Randy Safer, a regional representative for the National Fire Protection Association (NFPA), gave a very well received presentation on Sunday morning.  In part, Randy’s presence was requested to help acquaint NABIE members with the work of the NFPA.  But the NFPA can offer insights into fire investigations and presented an overview of such work by specific examples of fire disasters.  The NFPA is also working to mitigate wildfire damage to buildings.  As building inspection engineers we may not always consider the environment of buildings as part of our inspection domain.  However, buildings situated in high fuel load zones (e.g., dry, wooded areas) can be as much at risk as buildings in hurricane, tornado, earthquake, flood, and high snow load areas.  Learning to evaluate those conditions, and knowing means to reduce fire risk in such areas, was the focus of the presentation.
Marie Ennis, P.E. joined us from her New York City based consulting firm to help us understand Tools for Historic Building Investigations.  Marie’s toolbox is not one filled with meters and gauges.  Her’s are the tools of web and printed references, repair and alteration documents, interviews, and original plans and drawings.  Her presentation also focused on the reasons for evaluating older buildings: building envelope safety, structural stability assessment, feasibility studies that can lead to adaptive uses and renovations, and forensic failure investigation.  Understanding and using these tools effectively can help building inspection engineers preserve buildings that may still have considerable value and historical significance.
Although Sam, Randy, and Marie were our top presenters, all sessions were well received and contained material that attendees could take home to their practices and find useful.

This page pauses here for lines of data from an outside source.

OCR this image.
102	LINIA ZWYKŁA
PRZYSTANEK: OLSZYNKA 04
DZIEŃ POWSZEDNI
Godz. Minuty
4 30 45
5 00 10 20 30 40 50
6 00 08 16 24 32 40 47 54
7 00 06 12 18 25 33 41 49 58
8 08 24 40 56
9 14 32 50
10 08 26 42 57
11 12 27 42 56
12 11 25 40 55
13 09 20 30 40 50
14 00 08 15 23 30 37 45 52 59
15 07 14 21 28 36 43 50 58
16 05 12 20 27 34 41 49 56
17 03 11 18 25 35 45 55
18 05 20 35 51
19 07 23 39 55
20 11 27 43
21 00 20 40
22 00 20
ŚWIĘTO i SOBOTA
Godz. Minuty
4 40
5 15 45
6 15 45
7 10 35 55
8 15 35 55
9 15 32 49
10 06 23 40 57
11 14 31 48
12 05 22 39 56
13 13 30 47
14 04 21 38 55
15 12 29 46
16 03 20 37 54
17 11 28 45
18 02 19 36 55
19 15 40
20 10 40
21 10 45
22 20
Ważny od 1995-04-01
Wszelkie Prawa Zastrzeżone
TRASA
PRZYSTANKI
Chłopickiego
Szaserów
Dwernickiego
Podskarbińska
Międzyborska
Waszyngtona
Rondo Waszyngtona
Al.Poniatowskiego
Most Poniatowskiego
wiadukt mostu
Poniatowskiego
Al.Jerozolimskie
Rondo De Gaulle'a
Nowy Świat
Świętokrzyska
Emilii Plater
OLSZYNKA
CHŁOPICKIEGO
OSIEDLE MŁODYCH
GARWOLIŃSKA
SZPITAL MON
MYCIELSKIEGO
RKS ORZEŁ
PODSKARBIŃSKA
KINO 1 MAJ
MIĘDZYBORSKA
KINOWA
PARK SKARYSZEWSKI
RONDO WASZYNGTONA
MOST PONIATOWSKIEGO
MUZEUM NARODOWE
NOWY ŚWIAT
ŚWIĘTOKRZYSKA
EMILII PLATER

Another aspect of this year’s meeting focused on standards and guidelines used by building inspection engineers.  That particular session was handled as a forum chaired by NABIE’s new president, Peter Schkeeper, P.E., F. NSPE, and will help NABIE gauge the applicability of revising our standards for examining buildings, as well as including more generalized guidelines that can better accommodate professional judgment and experience.
Our Saturday evening banquet offered and opportunity to honor the work of out-going president David Carlysle, P.E. by naming him an NABIE Fellow.  The Fellow distinction is reserved for only a very few NABIE members who, over the years, have demonstrated a unique contribution and dedication to NABIE and the science of building inspection engineering.  It was also an opportunity to honor Dave’s wife, Gwen, for the dedication and support she has embodied over many years.
Entertainment this year again came from the Heavenly Blues Dixieland Band.  Heavenly Blues regularly perform at our banquets because they are not only entertaining and talented, but NABIE member Dave Carlysle, P.E. plays trumpet and coronet with them.  Listening to them – and Dave – is an opportunity to keep in mind that there is more to life than engineering.
Thanks again to all those who participated and attended, making this year’s conference among the better ones NABIE has had.  If you could not attend this year’s, start making plans for 2012 when we will be meeting in San Antonio, Texas.
*This article had been posted in the Spring 2011 edition of The Examiner.